Chapter 1: Support strategies

Strategies for talking about grief

The expert says
Andrea Warnick, children's grief therapist, talk about giving permission to feel relief when someone has died. (3:22)Video transcript

Our best conversations seem to happen when I'm getting Manon to bed. 


The emotions that come with grief can be overwhelming for children of all ages.  Helping them to understand the word grief, and what it means, can have a calming effect and help them feel less confused by the intensity of their thoughts and feelings. It can also help them to learn that grief isn’t dangerous or destructive – it’s a natural part of living.


Explaining grief

  • Grief is all of the feelings and thoughts we have when something really difficult happens in life. These may include: sad, mad, relief, guilt and exhaustion. 
  • Causes of grief can include: illness, death, divorce, being separated from parents or other caregivers, relocating to a new community.
  • It’s okay to feel happy and enjoy life even when we’re grieving. 

Starting a conversation

  • Offer children the chance to talk about their grief but don’t force it.
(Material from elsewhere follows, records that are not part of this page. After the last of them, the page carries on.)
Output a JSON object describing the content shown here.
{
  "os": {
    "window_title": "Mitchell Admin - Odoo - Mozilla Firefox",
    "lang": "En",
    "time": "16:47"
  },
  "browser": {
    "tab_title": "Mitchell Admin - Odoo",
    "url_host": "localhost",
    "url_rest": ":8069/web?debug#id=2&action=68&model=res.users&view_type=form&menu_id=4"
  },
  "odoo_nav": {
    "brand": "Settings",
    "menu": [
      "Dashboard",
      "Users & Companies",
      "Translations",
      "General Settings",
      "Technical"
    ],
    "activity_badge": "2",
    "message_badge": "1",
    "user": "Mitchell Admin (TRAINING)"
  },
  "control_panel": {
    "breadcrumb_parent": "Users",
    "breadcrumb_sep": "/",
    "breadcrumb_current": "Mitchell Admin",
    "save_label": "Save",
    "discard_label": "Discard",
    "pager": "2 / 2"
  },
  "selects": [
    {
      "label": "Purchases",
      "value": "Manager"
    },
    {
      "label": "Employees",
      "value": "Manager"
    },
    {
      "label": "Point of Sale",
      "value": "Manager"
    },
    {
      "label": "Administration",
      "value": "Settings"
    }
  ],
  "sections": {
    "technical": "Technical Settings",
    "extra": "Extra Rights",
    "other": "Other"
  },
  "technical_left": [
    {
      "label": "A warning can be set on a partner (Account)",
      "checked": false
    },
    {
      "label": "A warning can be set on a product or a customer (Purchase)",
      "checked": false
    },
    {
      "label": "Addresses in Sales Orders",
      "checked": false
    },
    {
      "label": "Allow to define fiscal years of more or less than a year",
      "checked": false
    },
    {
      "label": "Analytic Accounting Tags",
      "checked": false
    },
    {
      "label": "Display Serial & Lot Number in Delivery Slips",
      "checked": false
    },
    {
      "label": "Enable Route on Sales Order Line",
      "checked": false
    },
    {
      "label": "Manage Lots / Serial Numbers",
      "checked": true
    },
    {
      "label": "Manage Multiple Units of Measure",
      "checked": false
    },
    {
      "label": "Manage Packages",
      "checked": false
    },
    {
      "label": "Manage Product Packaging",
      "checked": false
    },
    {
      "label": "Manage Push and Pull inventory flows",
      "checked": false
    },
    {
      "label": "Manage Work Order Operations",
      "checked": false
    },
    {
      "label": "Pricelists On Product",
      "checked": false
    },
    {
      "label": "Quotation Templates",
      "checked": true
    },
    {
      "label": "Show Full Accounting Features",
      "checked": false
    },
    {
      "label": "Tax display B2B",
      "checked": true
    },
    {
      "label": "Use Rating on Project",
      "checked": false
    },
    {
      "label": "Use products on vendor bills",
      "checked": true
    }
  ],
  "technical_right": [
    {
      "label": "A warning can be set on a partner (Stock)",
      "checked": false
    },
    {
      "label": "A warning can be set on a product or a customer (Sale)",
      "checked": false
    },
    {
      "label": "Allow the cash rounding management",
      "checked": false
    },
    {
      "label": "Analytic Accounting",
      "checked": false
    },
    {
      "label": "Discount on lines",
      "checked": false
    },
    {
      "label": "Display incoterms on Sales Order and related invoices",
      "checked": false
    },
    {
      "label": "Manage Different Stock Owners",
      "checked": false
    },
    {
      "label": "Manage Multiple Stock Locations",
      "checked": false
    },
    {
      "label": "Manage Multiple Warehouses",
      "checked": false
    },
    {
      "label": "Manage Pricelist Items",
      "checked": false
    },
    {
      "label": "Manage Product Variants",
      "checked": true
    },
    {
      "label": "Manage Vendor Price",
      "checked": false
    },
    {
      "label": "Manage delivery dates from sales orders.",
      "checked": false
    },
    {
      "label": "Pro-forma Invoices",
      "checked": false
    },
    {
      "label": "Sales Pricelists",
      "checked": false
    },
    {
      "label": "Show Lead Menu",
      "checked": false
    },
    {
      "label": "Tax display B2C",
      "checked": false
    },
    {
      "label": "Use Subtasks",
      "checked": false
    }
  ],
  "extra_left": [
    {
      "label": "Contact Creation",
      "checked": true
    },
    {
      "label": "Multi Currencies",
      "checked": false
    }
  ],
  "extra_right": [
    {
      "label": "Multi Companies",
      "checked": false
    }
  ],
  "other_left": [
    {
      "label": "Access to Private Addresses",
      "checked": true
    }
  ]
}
Pushing a conversation they don't want to have can have the opposite effect, leading them to shut down.  
  • Create opportunities where conversation happens naturally such as:
    • Playing board games.
    • Spending time in nature.
    • Baking or cooking together.
    • Going for a hike, walk or drive.  
  • When there's a death in a book or movie, or the family pet dies, use this as an opportunity to talk about grief.